In September 1939 Princess Kathleen and Princess Marguerite were requisitioned by the Royal Canadian Navy for use as troop ships. Princess Marguerite was lost in action, but Princess Kathleen was returned to Canadian Pacific in 1947 and resumed service on the triangle service. Changing demands and increased automobile traffic saw Canadian Pacific transfer her in 1949 to the Vancouver–Alaska cruise service along the Inside Passage.

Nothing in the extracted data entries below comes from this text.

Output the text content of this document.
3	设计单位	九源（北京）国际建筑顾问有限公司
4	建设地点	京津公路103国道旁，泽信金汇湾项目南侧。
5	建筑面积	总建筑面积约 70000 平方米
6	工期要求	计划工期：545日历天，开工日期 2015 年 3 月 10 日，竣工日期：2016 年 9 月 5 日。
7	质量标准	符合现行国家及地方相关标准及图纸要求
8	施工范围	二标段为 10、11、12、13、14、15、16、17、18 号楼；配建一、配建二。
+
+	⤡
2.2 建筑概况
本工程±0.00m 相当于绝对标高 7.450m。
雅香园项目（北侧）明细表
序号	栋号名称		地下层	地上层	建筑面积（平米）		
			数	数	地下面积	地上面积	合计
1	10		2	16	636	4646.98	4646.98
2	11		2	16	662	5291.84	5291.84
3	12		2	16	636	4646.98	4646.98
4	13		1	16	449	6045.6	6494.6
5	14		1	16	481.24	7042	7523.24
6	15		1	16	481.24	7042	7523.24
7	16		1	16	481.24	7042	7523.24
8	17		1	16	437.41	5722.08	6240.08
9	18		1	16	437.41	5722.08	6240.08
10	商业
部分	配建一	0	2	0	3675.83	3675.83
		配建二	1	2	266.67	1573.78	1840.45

It was during this assignment at 03:00 local time on September 7, 1952, that Princess Kathleen ran aground at Lena Point in Alaska's Lynn Canal at low tide; it was later determined that radar was not operational at the time of the grounding. The United States Coast Guard was alerted two hours later and a rescue cutter arrived at 06:30. The crew tried to reverse off Lena Point; however, as the tide rose, her stern became swamped. All passengers and crew were transferred to lifeboats and ashore as she slid into deeper water and then sank stern first.

The wreck of Princess Kathleen sits in approximately 50–100 ft of water and is accessible to divers; however, tides and currents in the vicinity of Lena Point are strong. In 2010, when it was determined that there was a significant threat of a large leak, a salvage operation recovered 130000 USgal of petroleum products from the wreck.